This is a theological painting. St Luke is writing his gospel as a result of the act of contemplating the mystery of the incarnation. The Blessed Mother–like the pelican– feeds the Christ child from her breast as a sign of her unity with her Son who will one day feed the world with the blood and water springing from his side.
St Luke writes the gospel which is his witness of the incarnation. Tradition has it that he was not only the gospel writer, but was also an artist, and that he produced the first icons of the Blessed Virgin. So the artist beholds the artist beholding the image–the icon–of God who is Christ the Lord. The author of the Word of God beholds the Word made flesh. The Mother and child is the mystery of the image of God in Man and woman. The second Eve holds the second Adam and presents him to the world.
The scene is set, not in Palestine in the first century, but in Flanders in the fifteenth century. Why is that? Because the artist–Rogier Van der Weyden– wants to show that the mysteries he is portraying are timeless. They are alive in his own time. They are alive here and now in this present moment.

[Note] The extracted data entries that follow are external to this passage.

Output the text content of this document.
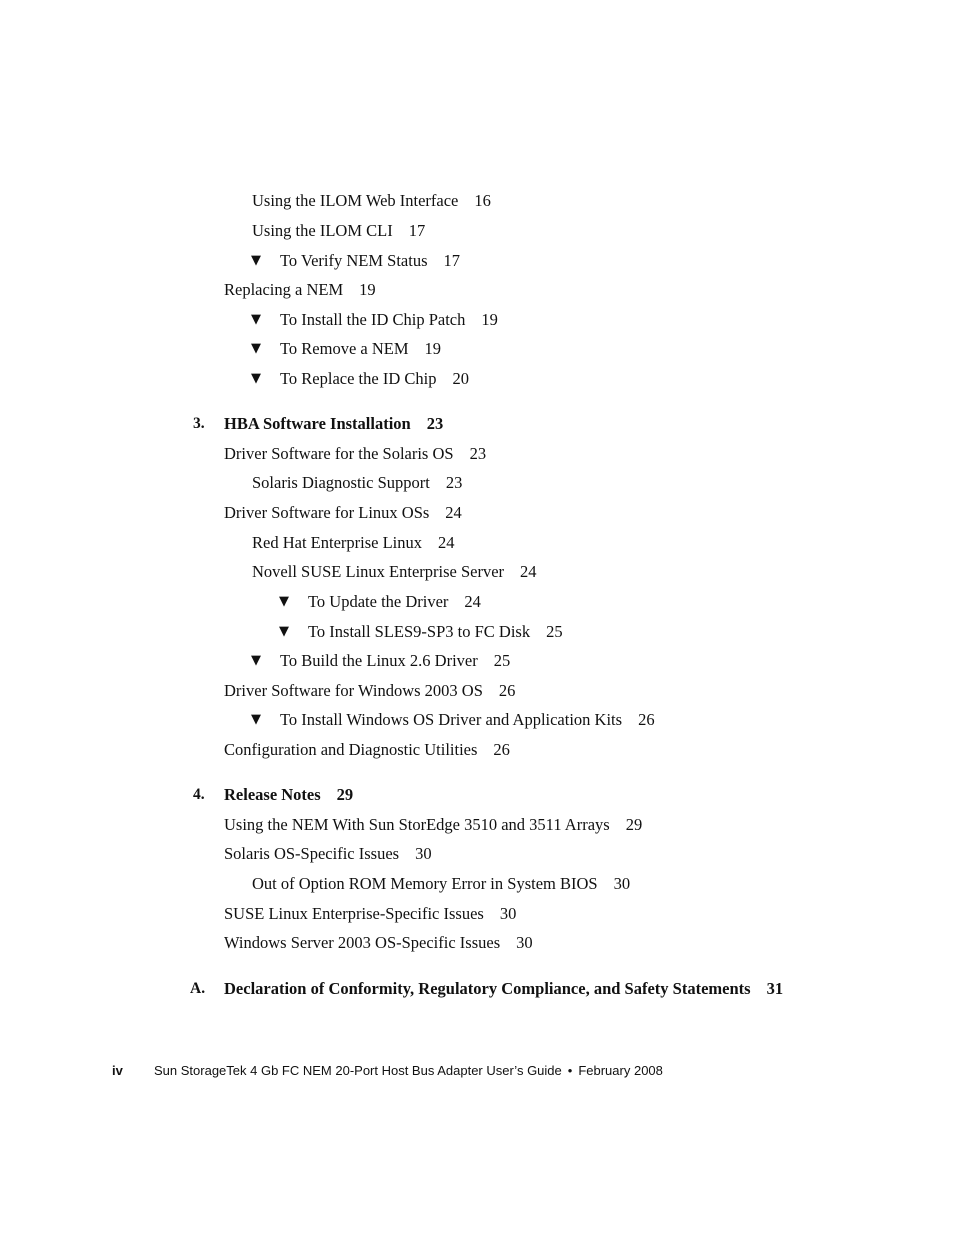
Using the ILOM Web Interface 16
Using the ILOM CLI 17
▼ To Verify NEM Status 17
Replacing a NEM 19
▼ To Install the ID Chip Patch 19
▼ To Remove a NEM 19
▼ To Replace the ID Chip 20
3. HBA Software Installation 23
Driver Software for the Solaris OS 23
Solaris Diagnostic Support 23
Driver Software for Linux OSs 24
Red Hat Enterprise Linux 24
Novell SUSE Linux Enterprise Server 24
▼ To Update the Driver 24
▼ To Install SLES9-SP3 to FC Disk 25
▼ To Build the Linux 2.6 Driver 25
Driver Software for Windows 2003 OS 26
▼ To Install Windows OS Driver and Application Kits 26
Configuration and Diagnostic Utilities 26
4. Release Notes 29
Using the NEM With Sun StorEdge 3510 and 3511 Arrays 29
Solaris OS-Specific Issues 30
Out of Option ROM Memory Error in System BIOS 30
SUSE Linux Enterprise-Specific Issues 30
Windows Server 2003 OS-Specific Issues 30
A. Declaration of Conformity, Regulatory Compliance, and Safety Statements 31
iv Sun StorageTek 4 Gb FC NEM 20-Port Host Bus Adapter User’s Guide • February 2008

Finally, do you see the couple on the bridge in the background? Who are they? Two passers by. Christ the Son of God was incarnate and died for their salvation, but they are intent only on themselves–maybe they are courting– watching the river of life flow by–oblivious of the mysteries that are above and beyond and behind them–mysteries they can only come to know through the ‘sacrament’ of the Sacred Scriptures recorded by the Evangelist St Luke.